Migrating transformed MDCK cells are able to structurally polarize a voltage-activated K+ channel.

Cell migration of transformed renal epithelial cells (MDCK-F) depends-in addition to cytoskeletal mechanisms-on the polarized activity of a Ca2+-sensitive K+ channel in the rear part of the cells. However, because of the lack of specific markers for this channel we are not able to determine whether a polarized distribution of the channel protein underlies its functional polarization. To determine whether the migrating MDCK-F cells have retained the ability to target K+ channels to distinct membrane areas we stably transfected the cells with the voltage-dependent K+ channel Kv1.4. Stable expression and insertion into the plasma membrane could be shown by reverse transcription-PCR, genomic PCR, Western blot, and patch-clamp techniques, respectively. The distribution of Kv1.4 was assessed with indirect immunofluorescence by using conventional and confocal microscopy. These experiments revealed that Kv1.4 is expressed only in transfected cells where it elicits the typical voltage-dependent, rapidly inactivating K+ current.
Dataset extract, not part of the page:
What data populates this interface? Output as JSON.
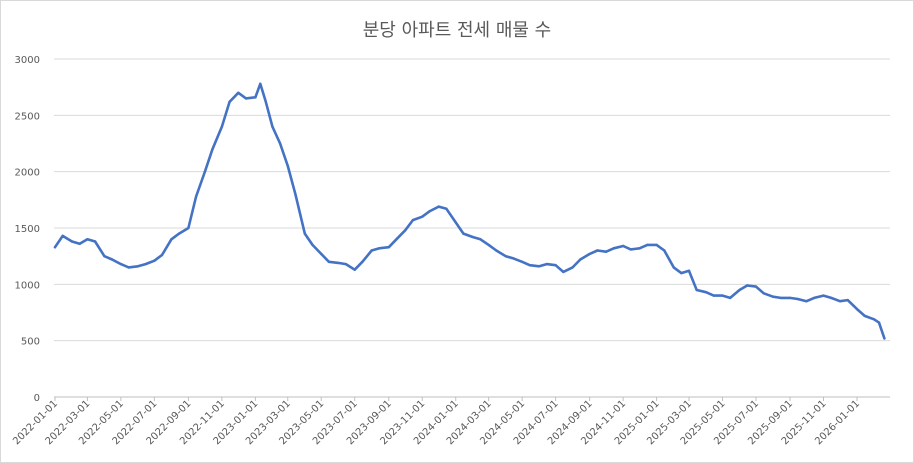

The Kv1.4 protein is clustered at the leading edge of protruding lamellipodia of migrating MDCK-F cells. This characteristic distribution of Kv1.4 provides strong evidence that migrating MDCK-F cells are able to insert ion channels into the plasma membrane in an asymmetric way, which reflects the polarization of migrating cells in the plane of movement. These findings suggest that not only epithelial cells and nerve cells, but also migrating cells, can create functionally distinct plasma membrane areas.